Warga memanfaatkan program tersebut untuk memperoleh bahan pokok dengan harga lebih terjangkau di tengah meningkatnya kebutuhan menjelang Lebaran.

Kepala Dinas Pangan Tanaman Pangan dan Hortikultura (DPTPH) Kaltim, Fahmi Himawan, mengatakan kegiatan GPM yang dilaksanakan selama ini dinilai tepat sasaran karena mampu menjangkau masyarakat yang membutuhkan.
“Kita berharap semua kegiatan ini tepat guna dan tepat sasaran. Dari pelaksanaan GPM yang sudah berjalan, masyarakat merasa difasilitasi untuk mendapatkan kebutuhan pangan dengan harga di bawah harga eceran tertinggi,” ujarnya saat diwawancarai di GPM Serentak se-Kaltim di halaman kantor DPTPH Kaltim di Samarinda, Selasa, 17 Maret 2026.
Ia menyebutkan hingga saat ini pelaksanaan GPM di Kaltim telah mencapai 114 kali kegiatan, baik yang diselenggarakan pemerintah provinsi maupun kabupaten dan kota.
Menurut Fahmi, setiap pelaksanaan GPM selalu dipadati pengunjung.
Hal ini menunjukkan tingginya kebutuhan masyarakat terhadap bahan pangan dengan harga terjangkau, terutama menjelang hari besar keagamaan.
“Biasanya GPM ini selalu ramai. Masyarakat merasa diperhatikan karena bisa mendapatkan bahan pokok dengan harga lebih murah,” katanya.
Meski sempat mengkhawatirkan minat masyarakat menurun karena mendekati Lebaran, di mana fokus pengeluaran mulai bergeser ke kebutuhan sandang, Fahmi mengungkapkan antusiasme warga tetap tinggi.
“Awalnya kami khawatir karena sudah mendekati Lebaran, tapi ternyata masih ramai.

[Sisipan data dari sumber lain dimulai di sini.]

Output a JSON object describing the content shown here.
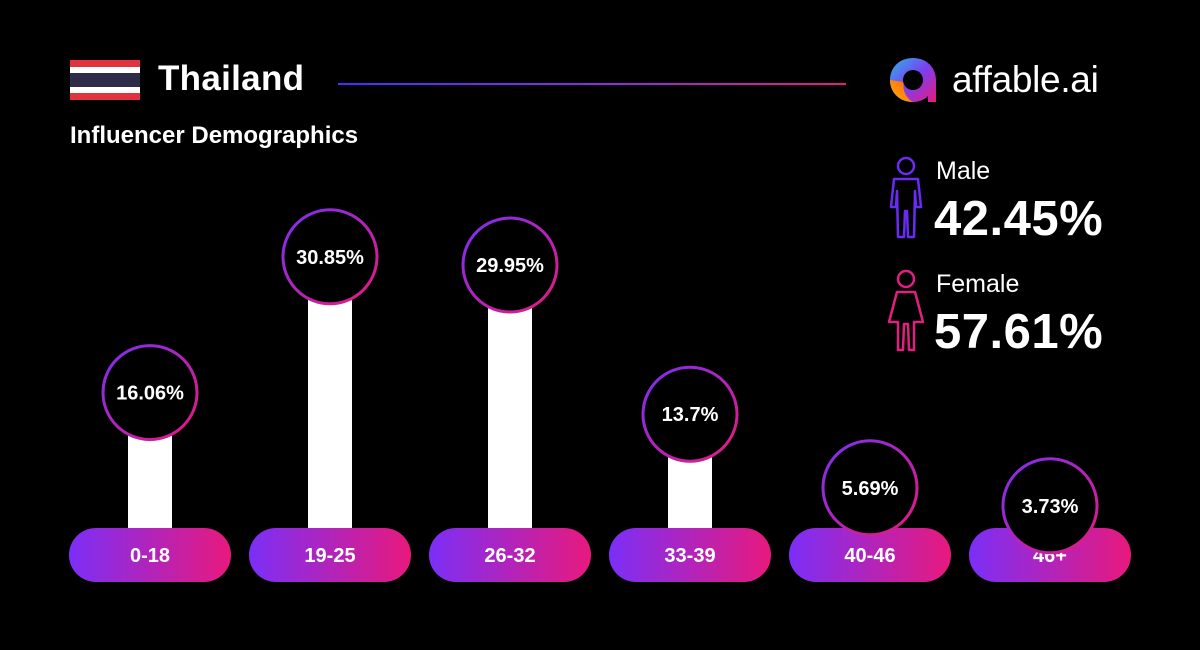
{
  "header": {
    "country": "Thailand",
    "subtitle": "Influencer Demographics"
  },
  "brand": {
    "name": "affable.ai",
    "icon": "affable-logo-icon"
  },
  "gender": {
    "male": {
      "label": "Male",
      "value": "42.45%",
      "icon": "male-figure-icon",
      "color": "#6a2bf5"
    },
    "female": {
      "label": "Female",
      "value": "57.61%",
      "icon": "female-figure-icon",
      "color": "#e0207e"
    }
  },
  "flag": {
    "icon": "thailand-flag-icon",
    "colors": {
      "red": "#e0333f",
      "white": "#ffffff",
      "blue": "#2d2a4a"
    }
  },
  "colors": {
    "gradient_start": "#7b2ff7",
    "gradient_end": "#e8197d",
    "background": "#000000",
    "bar": "#ffffff"
  },
  "chart_data": {
    "type": "bar",
    "categories": [
      "0-18",
      "19-25",
      "26-32",
      "33-39",
      "40-46",
      "46+"
    ],
    "values": [
      16.06,
      30.85,
      29.95,
      13.7,
      5.69,
      3.73
    ],
    "value_labels": [
      "16.06%",
      "30.85%",
      "29.95%",
      "13.7%",
      "5.69%",
      "3.73%"
    ],
    "title": "Influencer Demographics",
    "xlabel": "",
    "ylabel": "",
    "unit": "%",
    "grid": false,
    "legend": "none"
  }
}
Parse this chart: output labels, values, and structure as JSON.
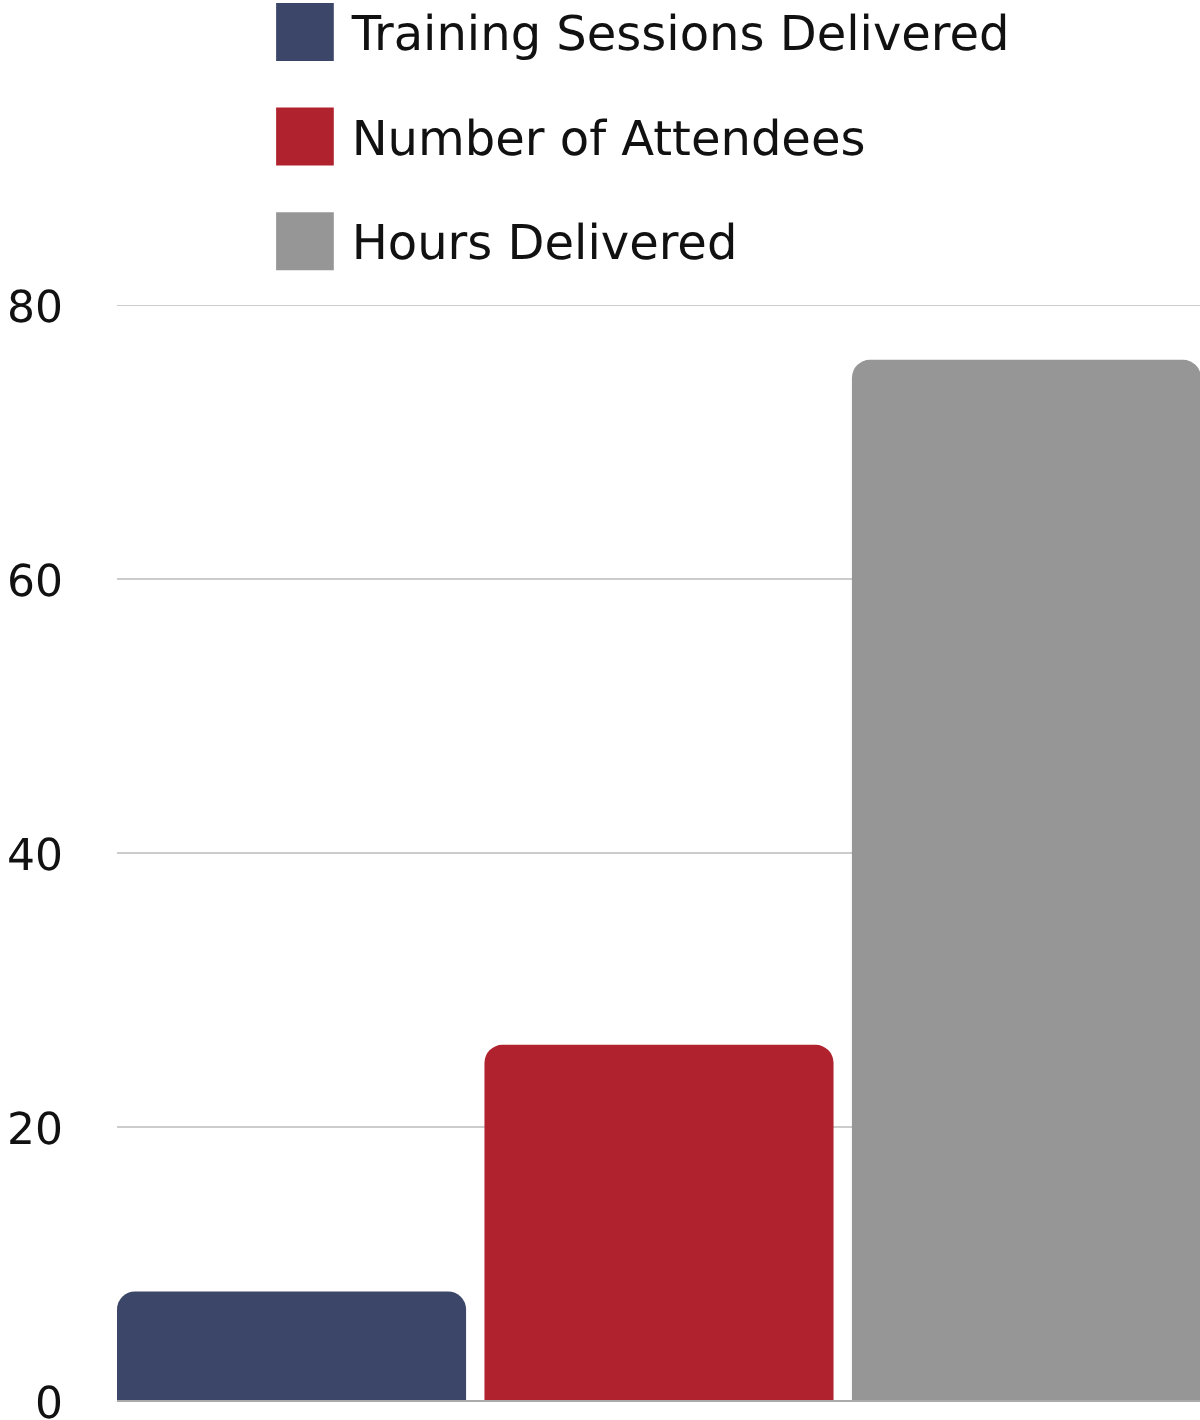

Harapannya dalam satu hari ini pengunjung bisa lebih banyak lagi karena pasokan yang kita siapkan juga cukup besar,” jelasnya.
Dalam pelaksanaannya, GPM tidak hanya mengandalkan anggaran dari pemerintah daerah, tetapi juga melibatkan berbagai pihak melalui skema kolaborasi.
“Anggaran ini kolaborasi, ada dari APBD dan juga dukungan dari stakeholder seperti Bank Indonesia yang membantu fasilitas, termasuk tenda, meja, kursi, dan lainnya,” ujarnya.
Selain itu, sejumlah pelaku usaha pangan juga turut terlibat dalam mendukung kelancaran distribusi dan penyediaan komoditas, seperti Perusda MBS dan Varia Niaga Samarinda.
Fahmi menegaskan persoalan pangan merupakan isu strategis yang membutuhkan keterlibatan banyak pihak, tidak hanya pemerintah.
“Masalah pangan ini adalah masalah pokok, jadi harus melibatkan banyak pihak, termasuk pelaku usaha,” katanya.
Ia juga mengapresiasi antusiasme pemerintah daerah di 10 kabupaten dan kota yang turut berpartisipasi dalam pelaksanaan GPM secara serentak.
Bahkan beberapa kepala daerah hadir langsung untuk memantau kegiatan tersebut.
“Tadi dari Kutai Barat ada Bupati, dari Berau juga Ibu Bupati hadir langsung. Ini menunjukkan komitmen bersama dalam menjaga stabilitas pangan menjelang Lebaran,” ujarnya.
Pemprov Kaltim berharap melalui GPM ini stabilitas harga dan pasokan bahan pokok tetap terjaga, serta daya beli masyarakat terlindungi di tengah meningkatnya kebutuhan menjelang Idulfitri 1447 Hijriah.